Both models perform well, but the model trained on the flagged dataset shows better fit and predictive power. This could be because the flagged data might be cleaner or more consistent (the interpolation might add signifikant noise to the data) thereby leading to better model performance.

# Get the coefficients from the OLS model
coefficients = ols_model.coef_

# Get the feature names
feature_names = X_train.columns

# Create a DataFrame to hold coefficients and feature names
coeff_df = pd.DataFrame({'Feature': feature_names, 'Coefficient': coefficients})

# Sort the DataFrame by the absolute value of the coefficients
coeff_df['abs_coeff'] = np.abs(coeff_df['Coefficient'])
coeff_df = coeff_df.sort_values(by='abs_coeff', ascending=False)

# Drop the column used for sorting
coeff_df.drop('abs_coeff', axis=1, inplace=True)

# Plot the coefficients
plt.figure(figsize=(10, 15))
plt.barh(coeff_df['Feature'], coeff_df['Coefficient'])
plt.xlabel('Coefficient Value')
plt.ylabel('Feature Name')
plt.title('OLS Model Coefficients')
plt.show()

png

When we look at the coefficients for the flagged dataset, some key differences and similarities emerge when compared to the interpolated data.

Interpretation:

  1. Flagged: The most significant coefficient is for the ‘flagged’ variable, at -93,662. This suggests that the model is making a significant adjustment for missing data, predicting a sharp decline in gross consumption when the data is flagged as missing.

  2. Is_Holiday: The coefficient for holidays is -12,752, which is very similar to what we observed in the interpolated dataset.
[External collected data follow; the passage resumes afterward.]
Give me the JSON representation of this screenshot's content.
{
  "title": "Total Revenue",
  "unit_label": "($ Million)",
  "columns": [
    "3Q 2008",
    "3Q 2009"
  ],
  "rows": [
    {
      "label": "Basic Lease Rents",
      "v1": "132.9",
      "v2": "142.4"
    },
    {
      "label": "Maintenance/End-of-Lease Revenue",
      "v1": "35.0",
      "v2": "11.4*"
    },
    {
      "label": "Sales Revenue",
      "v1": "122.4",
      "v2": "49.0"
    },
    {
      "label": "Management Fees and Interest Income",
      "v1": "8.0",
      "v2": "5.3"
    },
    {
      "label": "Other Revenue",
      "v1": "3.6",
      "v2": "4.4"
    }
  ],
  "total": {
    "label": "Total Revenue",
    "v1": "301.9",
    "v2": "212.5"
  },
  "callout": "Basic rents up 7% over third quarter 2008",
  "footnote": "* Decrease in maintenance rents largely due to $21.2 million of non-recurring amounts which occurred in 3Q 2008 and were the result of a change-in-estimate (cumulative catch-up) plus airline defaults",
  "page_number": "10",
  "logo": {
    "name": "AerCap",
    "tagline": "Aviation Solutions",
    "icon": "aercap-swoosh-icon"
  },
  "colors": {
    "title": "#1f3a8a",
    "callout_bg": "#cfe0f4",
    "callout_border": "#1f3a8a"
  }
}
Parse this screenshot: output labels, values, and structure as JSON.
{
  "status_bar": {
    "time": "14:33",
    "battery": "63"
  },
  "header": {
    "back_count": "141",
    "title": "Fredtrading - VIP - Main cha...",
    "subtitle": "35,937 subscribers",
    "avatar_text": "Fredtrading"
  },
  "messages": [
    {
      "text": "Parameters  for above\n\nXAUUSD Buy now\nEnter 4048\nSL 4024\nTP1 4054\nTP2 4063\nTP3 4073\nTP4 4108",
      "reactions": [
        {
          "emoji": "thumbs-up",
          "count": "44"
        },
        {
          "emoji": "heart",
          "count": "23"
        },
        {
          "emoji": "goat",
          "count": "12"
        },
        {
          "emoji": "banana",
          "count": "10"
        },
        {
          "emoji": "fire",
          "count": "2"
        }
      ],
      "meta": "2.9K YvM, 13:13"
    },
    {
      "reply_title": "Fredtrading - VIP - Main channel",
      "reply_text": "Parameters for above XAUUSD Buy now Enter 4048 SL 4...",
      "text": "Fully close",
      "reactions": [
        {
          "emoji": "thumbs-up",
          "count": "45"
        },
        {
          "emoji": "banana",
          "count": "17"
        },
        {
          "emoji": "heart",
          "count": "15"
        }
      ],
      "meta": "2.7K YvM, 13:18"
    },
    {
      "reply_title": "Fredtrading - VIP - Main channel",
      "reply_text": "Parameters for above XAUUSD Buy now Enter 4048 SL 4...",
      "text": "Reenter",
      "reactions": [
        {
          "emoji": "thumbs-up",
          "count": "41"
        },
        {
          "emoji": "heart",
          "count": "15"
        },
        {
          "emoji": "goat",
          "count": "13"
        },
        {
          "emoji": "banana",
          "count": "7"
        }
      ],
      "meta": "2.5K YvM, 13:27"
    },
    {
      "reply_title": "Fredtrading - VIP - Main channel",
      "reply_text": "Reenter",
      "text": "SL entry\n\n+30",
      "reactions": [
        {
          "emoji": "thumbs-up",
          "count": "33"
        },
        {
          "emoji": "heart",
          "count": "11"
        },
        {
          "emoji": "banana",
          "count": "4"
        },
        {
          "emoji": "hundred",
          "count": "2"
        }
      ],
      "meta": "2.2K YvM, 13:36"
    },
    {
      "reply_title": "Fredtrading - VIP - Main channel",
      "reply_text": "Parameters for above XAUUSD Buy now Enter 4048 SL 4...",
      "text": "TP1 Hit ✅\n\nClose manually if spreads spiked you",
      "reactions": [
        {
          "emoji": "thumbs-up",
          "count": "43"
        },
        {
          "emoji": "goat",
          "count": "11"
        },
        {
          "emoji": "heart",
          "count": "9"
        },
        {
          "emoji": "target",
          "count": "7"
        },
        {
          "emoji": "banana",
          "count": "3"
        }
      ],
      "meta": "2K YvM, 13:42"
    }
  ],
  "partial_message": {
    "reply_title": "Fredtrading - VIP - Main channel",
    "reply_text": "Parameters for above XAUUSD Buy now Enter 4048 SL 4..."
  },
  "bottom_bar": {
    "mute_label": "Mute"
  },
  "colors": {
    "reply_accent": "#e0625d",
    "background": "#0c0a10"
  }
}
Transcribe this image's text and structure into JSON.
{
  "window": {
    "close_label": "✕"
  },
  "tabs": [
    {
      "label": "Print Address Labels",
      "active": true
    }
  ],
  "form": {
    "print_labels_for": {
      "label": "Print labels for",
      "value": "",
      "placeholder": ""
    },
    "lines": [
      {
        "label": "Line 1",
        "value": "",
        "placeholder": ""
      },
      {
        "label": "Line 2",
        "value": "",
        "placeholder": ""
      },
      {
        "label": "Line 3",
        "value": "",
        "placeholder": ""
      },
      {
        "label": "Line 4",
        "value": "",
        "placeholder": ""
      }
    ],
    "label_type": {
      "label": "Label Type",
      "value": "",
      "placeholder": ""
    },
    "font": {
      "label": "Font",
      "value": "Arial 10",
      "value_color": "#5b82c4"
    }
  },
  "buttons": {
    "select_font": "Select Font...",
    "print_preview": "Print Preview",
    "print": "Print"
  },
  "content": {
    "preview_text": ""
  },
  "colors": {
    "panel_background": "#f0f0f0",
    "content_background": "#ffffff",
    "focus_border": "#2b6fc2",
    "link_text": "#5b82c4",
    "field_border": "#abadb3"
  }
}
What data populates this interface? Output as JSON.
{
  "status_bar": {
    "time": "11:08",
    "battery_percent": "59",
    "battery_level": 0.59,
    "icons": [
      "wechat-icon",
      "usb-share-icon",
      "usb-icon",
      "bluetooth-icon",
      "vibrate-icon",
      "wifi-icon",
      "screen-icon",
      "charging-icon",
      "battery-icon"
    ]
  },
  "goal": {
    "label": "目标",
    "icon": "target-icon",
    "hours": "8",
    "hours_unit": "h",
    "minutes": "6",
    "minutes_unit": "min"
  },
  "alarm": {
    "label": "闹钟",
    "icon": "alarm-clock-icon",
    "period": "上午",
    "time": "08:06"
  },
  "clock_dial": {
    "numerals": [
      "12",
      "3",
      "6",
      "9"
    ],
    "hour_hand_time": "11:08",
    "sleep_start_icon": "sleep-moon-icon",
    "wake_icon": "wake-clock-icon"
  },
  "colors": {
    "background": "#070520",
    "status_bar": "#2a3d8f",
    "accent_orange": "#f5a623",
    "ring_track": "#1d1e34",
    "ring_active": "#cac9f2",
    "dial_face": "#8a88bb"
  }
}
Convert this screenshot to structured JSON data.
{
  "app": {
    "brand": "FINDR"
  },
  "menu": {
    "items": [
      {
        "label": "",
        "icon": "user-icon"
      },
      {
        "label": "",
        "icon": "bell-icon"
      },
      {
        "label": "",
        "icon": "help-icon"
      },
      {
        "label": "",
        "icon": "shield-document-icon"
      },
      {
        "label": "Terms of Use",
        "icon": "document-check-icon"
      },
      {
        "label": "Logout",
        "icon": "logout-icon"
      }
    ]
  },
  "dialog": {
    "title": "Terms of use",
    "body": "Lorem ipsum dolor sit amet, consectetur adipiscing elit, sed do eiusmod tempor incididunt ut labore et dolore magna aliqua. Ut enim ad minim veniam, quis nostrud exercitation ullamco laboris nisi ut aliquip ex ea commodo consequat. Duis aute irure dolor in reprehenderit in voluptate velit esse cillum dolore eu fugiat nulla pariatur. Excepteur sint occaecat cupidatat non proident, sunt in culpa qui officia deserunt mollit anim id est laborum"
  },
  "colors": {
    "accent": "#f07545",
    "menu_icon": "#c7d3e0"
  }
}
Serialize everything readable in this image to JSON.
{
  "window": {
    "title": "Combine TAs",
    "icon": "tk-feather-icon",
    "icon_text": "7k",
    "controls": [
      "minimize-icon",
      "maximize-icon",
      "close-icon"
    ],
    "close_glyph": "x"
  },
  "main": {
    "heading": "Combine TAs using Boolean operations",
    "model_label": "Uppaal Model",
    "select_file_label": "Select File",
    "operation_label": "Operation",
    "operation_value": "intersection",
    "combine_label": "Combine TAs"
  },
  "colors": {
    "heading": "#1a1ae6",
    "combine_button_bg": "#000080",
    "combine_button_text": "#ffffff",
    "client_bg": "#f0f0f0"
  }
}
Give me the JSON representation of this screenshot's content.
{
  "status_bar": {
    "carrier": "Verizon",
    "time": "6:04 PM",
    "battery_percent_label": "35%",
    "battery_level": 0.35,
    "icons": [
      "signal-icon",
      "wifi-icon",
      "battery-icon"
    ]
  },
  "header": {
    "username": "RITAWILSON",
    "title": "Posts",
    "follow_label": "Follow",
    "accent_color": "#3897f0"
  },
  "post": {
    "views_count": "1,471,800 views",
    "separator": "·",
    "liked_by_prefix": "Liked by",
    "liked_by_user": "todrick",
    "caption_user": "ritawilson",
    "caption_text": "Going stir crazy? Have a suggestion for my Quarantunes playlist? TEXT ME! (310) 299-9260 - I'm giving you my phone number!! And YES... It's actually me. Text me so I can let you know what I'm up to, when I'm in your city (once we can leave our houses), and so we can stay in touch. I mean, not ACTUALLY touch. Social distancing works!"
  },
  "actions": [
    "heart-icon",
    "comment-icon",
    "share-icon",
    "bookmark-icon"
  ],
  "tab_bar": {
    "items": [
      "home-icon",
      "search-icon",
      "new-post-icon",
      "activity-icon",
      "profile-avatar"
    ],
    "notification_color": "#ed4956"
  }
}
This means that holidays are still found to be significant in reducing electricity consumption.

  3. Days of the Week: The coefficients for Day_Sunday and Day_Saturday are also negative and of similar magnitude in both datasets. This consistency indicates that weekends usually see less electricity consumption compared to other days.

  4. Months: The coefficients for Month_January and Month_February are positive, suggesting that the colder months lead to more electricity consumption. The months of July and May have negative coefficients, hinting at reduced electricity consumption, probably due to vacations or outdoor activities.

  5. Temperature (t2m) and Step Days: The coefficients for temperature and step days are negative and positive, respectively, but their magnitudes are small, suggesting their impact is minimal. The values are very similar to those in the interpolated dataset.

Comparisons:

  • The ‘flagged’ variable is a significant addition in this model. Its high negative value indicates the model’s adjustment for the missing values.
  • The coefficients for holidays, days of the week, and months are quite consistent between the flagged and interpolated datasets, indicating robustness in the model.
  • The temperature and step days have minimal effects in both models, suggesting that these variables are not the primary drivers for changes in electricity consumption.

    Summary:

    The coefficients in the flagged dataset provide a nuanced understanding of electricity consumption patterns, accounting for missing data. Both the flagged and interpolated datasets offer similar insights into how holidays, weekdays, and months impact electricity consumption. The flagged dataset goes a step further by accounting for missing values, making it a more comprehensive model for understanding energy consumption patterns.